Mientras hago turnos en el tribunal de selectividad, uno tras otro, y veo trabajar, silenciosos, a decenas de aspirantes a entrar en la universidad, un profesor de secundaria me pregunta: “En la universidad, ¿notáis que los estudiantes llegan peor preparados que antes?”. Es una de esas preguntas tópicas a las que todo indica que habría que contestar inmediatamente que sí y empezar a despotricar acerca de la decadencia de las instituciones educativas, pero titubeo y no sé qué contestarle. ¿Peor que quién? ¿Peor que los estudiantes formados en las escuelas del franquismo a golpe de lista de reyes godos y que han ocupado los puestos de reconocimiento y de poder hasta hoy? ¿Peor que muchos de mis colegas, profesores de universidad, que no saben más que acerca de un autor o de un tipo de alga oceánica o de un parámetro de análisis sociológico, ignorantes acerca de todo lo demás, pero bien valorados porque ese microconocimiento produce publicaciones de impacto y un incremento de inversiones privadas? ¿Qué se supone que es estar hoy bien preparado?
Entiendo que una buena preparación consiste en adquirir autonomía y criterio propio para desenvolverse en el propio tiempo. A quien goza de esto podemos considerarle una persona culta, tenga o no estudios formales. Para conseguirlo son necesarios algunos conocimientos, cierta capacidad crítica y de relación y, sobre todo, deseo, mucho deseo. Deseo de no dejar de aprender y de hacerlo desde la propia vida y con vistas a las consecuencias personales y colectivas que tiene el saber. ¿Es esto lo que se enseña actualmente en las escuelas? Yo no lo sé. Pero sí sé que no es lo que se practica en el sistema universitario en general. Por tanto, desde la universidad no podemos quejarnos acerca de cómo “nos llegan” los estudiantes. Lo que deberíamos hacer es interrogarnos acerca de qué relación con el conocimiento estamos alimentando y por qué una sociedad altamente universitaria como la nuestra (sobretitulada, según algunos) no es necesariamente una sociedad más culta ni más autónoma. Solo así podremos dar un verdadero contenido a la tan urgente “defensa de la universidad”: una defensa que no tiene que consistir ni en su preservación ni en rendir cuentas acerca de su competitividad, sino en la apuesta radical por su carácter de institución pública al servicio de la cultura, entendida en un sentido fuerte, y de la igualdad social.
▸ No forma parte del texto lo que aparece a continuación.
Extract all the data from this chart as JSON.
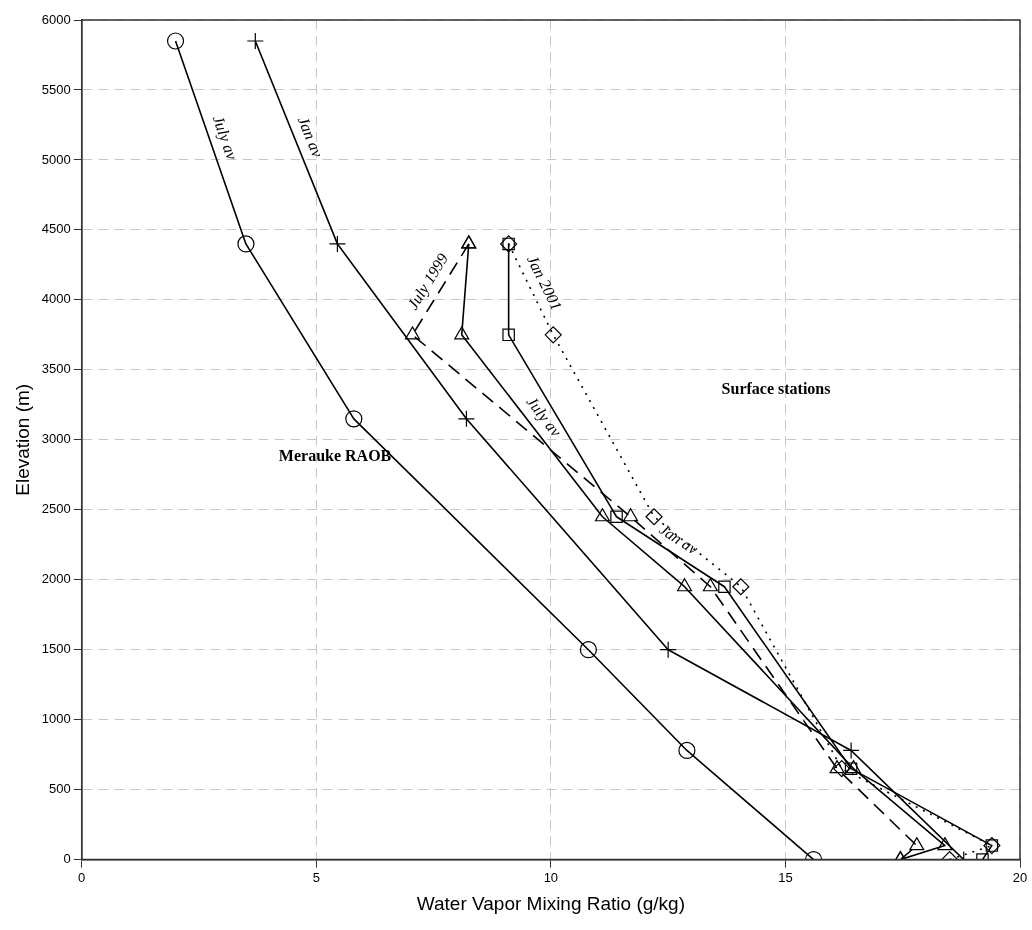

Yo tengo la suerte de tener estudiantes un tanto anómalos, que han tomado la decisión de estudiar filosofía en estos tiempos. Jóvenes que deciden dedicar unos años a lo que les gusta, y no tan jóvenes que por fin encuentran el momento de dedicarse a aquello que verdaderamente les inquieta. En general escriben bien y hacen pocas faltas de ortografía. Leer, no sé si leen mucho, pero por lo menos tienen noticia de bastantes más cosas que yo en quinto de carrera. Sin embargo, hay algo que me alarma: su tremenda dependencia. Les angustia la falta de indicaciones precisas, de pautas, de modelos. Son perfectos ejecutores de instrucciones pero entran en pánico si tienen que ir al encuentro de sus problemas, deseos, necesidades, a la hora de decidir o de manifestar sus propios desafíos. El curso pasado les escribí una carta donde les decía, entre otras cosas, que su obediencia me rebelaba. Hoy me pregunto, ¿de dónde viene esta obediencia y cómo la estamos creando?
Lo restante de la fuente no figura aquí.